Kraninger: Just to jump on that too, it’s really a lot of the starting point is around CeFi, which makes sense. And regulators are looking at DeFi, but in the vein of trying to understand it, trying to understand that there are risks. Rashad said there are pros and cons to the decisions that people make and how and where they want to store their money and their investments. So thinking about that and being thoughtful is what a lot of the international regulators are doing and together.
It is hard. We’re not going to tear down the walls of of nation states and note that there are actual jurisdictional lines here that are geographic, but that is a barrier to the continued expansion of decentralized finance and crypto of the rails that can really transform the way we we live and work, just like the internet did in this next evolution.
So there’s required coordination, there’s required conversation, but there will be those jurisdictional lines. So trying to understand how best to do this, it will definitely need that kind of coordination and engagement with those in the room.
Lau: The innovation also gets to move forward when all of the pollution of the cons of the technology and the participants who really pollute that space are removed. That is hopefully the role of legislation and policy. But of course that only exists if you can understand the technology that only exists if you are clear enough about the innovation that you can be so specific to excise those participants.
Last question for the panel. If there was one hard line legislation out there and/or attitude out there that must go away in order for this innovation to move forward with the greatest degree of independence, what would that be? I’ll start with you, Rashan.

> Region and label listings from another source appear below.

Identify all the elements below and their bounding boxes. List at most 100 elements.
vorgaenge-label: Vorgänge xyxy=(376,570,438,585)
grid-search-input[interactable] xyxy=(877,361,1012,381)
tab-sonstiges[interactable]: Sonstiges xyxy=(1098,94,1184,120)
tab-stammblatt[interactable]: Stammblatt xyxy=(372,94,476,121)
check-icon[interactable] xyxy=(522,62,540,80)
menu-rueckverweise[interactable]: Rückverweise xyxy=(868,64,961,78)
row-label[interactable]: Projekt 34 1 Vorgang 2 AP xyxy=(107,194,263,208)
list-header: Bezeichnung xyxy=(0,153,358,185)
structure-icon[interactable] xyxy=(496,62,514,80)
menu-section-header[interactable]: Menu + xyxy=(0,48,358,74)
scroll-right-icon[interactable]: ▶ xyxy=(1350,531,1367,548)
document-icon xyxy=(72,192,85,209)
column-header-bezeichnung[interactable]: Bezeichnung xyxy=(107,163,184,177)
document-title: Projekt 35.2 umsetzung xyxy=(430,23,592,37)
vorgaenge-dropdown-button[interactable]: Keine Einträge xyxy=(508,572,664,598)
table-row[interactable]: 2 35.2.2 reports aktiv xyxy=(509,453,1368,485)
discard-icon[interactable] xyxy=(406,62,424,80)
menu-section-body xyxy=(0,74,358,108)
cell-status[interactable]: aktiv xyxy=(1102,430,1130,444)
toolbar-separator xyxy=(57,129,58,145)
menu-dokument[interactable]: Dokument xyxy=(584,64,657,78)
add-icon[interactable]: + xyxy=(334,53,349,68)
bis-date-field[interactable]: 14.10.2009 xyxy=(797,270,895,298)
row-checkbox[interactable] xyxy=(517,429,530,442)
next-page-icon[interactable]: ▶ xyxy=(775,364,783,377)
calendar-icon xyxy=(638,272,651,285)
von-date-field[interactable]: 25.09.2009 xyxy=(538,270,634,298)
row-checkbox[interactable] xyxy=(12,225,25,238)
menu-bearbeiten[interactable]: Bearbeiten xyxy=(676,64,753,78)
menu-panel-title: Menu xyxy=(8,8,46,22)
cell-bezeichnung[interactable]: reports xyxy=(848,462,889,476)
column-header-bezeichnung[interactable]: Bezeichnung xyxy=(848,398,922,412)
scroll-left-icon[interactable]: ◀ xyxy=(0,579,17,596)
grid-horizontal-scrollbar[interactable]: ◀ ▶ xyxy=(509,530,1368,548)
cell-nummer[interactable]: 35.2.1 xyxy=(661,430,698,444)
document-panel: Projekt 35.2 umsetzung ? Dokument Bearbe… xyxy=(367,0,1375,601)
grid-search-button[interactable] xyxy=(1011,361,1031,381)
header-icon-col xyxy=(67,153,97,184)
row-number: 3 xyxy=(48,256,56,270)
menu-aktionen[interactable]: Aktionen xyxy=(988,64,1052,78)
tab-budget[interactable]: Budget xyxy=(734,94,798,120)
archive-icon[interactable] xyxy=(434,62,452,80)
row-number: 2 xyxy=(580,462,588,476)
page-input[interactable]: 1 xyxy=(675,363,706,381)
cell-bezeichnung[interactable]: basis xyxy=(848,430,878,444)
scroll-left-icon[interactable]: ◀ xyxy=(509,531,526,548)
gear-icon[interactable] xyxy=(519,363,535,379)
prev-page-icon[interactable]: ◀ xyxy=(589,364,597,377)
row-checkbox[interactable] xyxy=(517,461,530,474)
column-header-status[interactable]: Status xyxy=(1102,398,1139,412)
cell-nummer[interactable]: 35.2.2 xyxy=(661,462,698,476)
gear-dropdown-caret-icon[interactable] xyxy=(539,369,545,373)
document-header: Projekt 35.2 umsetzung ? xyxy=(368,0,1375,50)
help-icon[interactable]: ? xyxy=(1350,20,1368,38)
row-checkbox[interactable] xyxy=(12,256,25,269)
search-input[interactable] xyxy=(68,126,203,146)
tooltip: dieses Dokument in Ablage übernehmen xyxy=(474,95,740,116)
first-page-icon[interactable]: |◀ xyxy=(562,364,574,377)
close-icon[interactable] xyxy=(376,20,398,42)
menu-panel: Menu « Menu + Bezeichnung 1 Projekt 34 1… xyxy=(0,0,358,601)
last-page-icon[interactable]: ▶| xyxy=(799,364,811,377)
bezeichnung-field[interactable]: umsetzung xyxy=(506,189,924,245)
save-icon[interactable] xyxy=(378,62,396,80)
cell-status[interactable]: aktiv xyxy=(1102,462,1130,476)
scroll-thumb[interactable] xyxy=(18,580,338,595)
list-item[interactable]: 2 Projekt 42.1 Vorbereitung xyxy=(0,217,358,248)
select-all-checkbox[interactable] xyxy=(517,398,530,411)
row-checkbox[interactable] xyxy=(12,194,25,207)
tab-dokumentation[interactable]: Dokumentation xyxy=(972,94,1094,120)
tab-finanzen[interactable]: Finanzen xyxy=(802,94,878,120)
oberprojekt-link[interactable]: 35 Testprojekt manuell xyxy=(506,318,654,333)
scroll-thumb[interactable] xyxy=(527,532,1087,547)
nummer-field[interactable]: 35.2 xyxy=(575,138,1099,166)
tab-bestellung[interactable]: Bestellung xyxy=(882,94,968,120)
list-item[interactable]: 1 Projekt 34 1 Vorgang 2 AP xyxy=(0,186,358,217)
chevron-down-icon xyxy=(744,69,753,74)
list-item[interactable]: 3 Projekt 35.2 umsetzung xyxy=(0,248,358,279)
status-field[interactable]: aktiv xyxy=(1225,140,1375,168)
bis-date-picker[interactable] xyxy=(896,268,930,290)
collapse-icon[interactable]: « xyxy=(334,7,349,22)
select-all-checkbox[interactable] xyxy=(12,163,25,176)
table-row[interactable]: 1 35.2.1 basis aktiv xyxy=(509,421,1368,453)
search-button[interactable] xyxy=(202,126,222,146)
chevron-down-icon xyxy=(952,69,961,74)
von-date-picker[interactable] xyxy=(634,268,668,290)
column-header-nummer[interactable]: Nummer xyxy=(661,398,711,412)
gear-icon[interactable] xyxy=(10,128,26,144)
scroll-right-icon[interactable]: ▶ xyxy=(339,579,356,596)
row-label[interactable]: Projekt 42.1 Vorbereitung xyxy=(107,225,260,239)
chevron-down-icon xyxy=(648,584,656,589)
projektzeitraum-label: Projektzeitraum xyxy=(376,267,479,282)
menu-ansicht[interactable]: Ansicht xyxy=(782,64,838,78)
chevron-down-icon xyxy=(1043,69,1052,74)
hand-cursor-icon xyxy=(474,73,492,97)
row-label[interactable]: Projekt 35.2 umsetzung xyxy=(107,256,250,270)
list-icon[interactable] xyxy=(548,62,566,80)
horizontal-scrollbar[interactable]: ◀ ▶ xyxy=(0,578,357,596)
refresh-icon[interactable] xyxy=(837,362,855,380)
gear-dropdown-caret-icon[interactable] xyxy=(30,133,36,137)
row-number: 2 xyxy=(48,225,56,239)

Colbert: We need to make sure that we’re making protocols permissionless and that builders can build. There are secondary things that we can do to keep people safe on top of that. But if we’re infringing upon speech and the ability for people to innovate, then we’re going nowhere fast.
Jachym: We’re a marketplace. Our success or failure is pegged to the success or failure of the innovators that bring their projects to our marketplace. The one thing that needs to go away is paralysis in terms of getting something done that will provide clarity for centralized exchanges. The EU has finalized their rules and are moving on to the regulatory phase and we are business planning as a business. We want to get to a point where we can do that in the U.S. with clear legislation.
Kraninger: Certainty is definitely at the top of desire. But I would note the other side of that. Let’s make sure as we look at market structure [so] we don’t re-embed intermediaries as a required part of the ecosystem because we will completely miss out on the opportunity of decentralization.
Voorhees: Let’s remove this notion that the government should know everything about everyone. That’s a fundamental principle. Let’s maintain fidelity at least to the Fourth Amendment to the U.S. Constitution, and permit free, sovereign individuals to have privacy in their own lives. Unless we want this to be China or Russia, let’s permit privacy among people. That requires a substantial mentality change on the part of regulators.
Lau: And that requires listening and acknowledgment of other people’s perspectives. And I applaud all of you for listening and doing exactly that. Thank you to our panelists today.